I have recently added a 600d to my Directed 500.

I did plan to mount them laying down in a false floor. However, as I only have a small car (2005 MINI Cooper S),
and given my limited skill level, I think I am going to mount on the rear seats.

This also helps to allow use of the necessary extended luggage space obtained, by dropping the rear seats.

As the amps will be on show, and mounted vertically instead of horizontally, I would like to get the 2 feet replaced / repaired 
(pics attached).

Anyone have any ideas where I can get this done? Based in UK by the way.


----------



## Bayboy (Dec 29, 2010)

Take a good one off and have someone 3D print them with extras to spare.
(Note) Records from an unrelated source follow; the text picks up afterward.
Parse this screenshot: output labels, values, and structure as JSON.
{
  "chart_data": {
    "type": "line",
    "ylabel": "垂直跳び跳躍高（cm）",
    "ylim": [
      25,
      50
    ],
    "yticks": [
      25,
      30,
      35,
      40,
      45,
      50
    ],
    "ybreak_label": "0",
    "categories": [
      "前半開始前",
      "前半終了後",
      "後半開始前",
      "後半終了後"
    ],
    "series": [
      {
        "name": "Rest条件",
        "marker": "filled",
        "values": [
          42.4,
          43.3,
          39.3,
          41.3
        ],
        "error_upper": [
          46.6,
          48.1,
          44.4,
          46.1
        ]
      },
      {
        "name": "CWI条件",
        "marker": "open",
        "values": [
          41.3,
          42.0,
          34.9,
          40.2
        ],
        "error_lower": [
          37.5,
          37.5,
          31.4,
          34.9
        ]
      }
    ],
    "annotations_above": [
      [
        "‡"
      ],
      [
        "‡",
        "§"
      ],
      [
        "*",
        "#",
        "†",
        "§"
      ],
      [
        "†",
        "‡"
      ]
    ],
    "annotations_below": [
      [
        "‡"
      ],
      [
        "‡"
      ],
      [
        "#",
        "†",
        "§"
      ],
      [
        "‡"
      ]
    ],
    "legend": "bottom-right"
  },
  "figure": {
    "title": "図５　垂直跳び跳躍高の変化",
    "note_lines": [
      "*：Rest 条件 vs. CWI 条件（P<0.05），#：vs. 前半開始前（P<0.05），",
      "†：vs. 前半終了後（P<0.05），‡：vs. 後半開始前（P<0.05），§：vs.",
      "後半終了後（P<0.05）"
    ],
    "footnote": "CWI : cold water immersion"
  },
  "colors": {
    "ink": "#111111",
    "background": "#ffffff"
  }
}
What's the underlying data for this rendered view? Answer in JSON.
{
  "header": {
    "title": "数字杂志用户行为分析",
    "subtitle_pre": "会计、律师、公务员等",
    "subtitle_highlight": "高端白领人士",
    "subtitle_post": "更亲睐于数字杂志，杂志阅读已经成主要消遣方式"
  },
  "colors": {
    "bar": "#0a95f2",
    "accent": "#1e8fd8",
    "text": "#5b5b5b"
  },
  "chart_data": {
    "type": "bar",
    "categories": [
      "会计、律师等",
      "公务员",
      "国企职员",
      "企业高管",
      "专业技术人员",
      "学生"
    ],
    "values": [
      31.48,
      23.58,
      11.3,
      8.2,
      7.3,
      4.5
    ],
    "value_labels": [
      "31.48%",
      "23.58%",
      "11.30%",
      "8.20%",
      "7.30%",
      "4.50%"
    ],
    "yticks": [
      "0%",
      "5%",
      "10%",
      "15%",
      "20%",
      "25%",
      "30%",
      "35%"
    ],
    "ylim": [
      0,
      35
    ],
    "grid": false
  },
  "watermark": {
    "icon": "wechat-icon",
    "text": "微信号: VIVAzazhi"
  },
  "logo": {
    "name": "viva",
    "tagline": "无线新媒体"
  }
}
That's if you can't locate some. 

Man & Machine... Power Extreme!


----------



## seafish (Aug 1, 2012)

Grab some flat 3/4" brackets, or even simple aluminum 3/4" barstock, from your local hardware store and use a bench grinder (if you have one or buy a cheap one from HF if you need an excuse to do so) or simply use a hacksaw and a hand file to make them your self...drill a couple holes in the right place using the old feet for templates and your DONE. 

If you want to paint the new ones black to match the old ones, do it... OR you could make 4 new ones in unpainted aluminum and have all the new silver feet contrast the black amp.

Wouldn't take more then 90 minutes even with hand tools. With power tools, it could be done in 30 minutes tops.

Just my .02


----------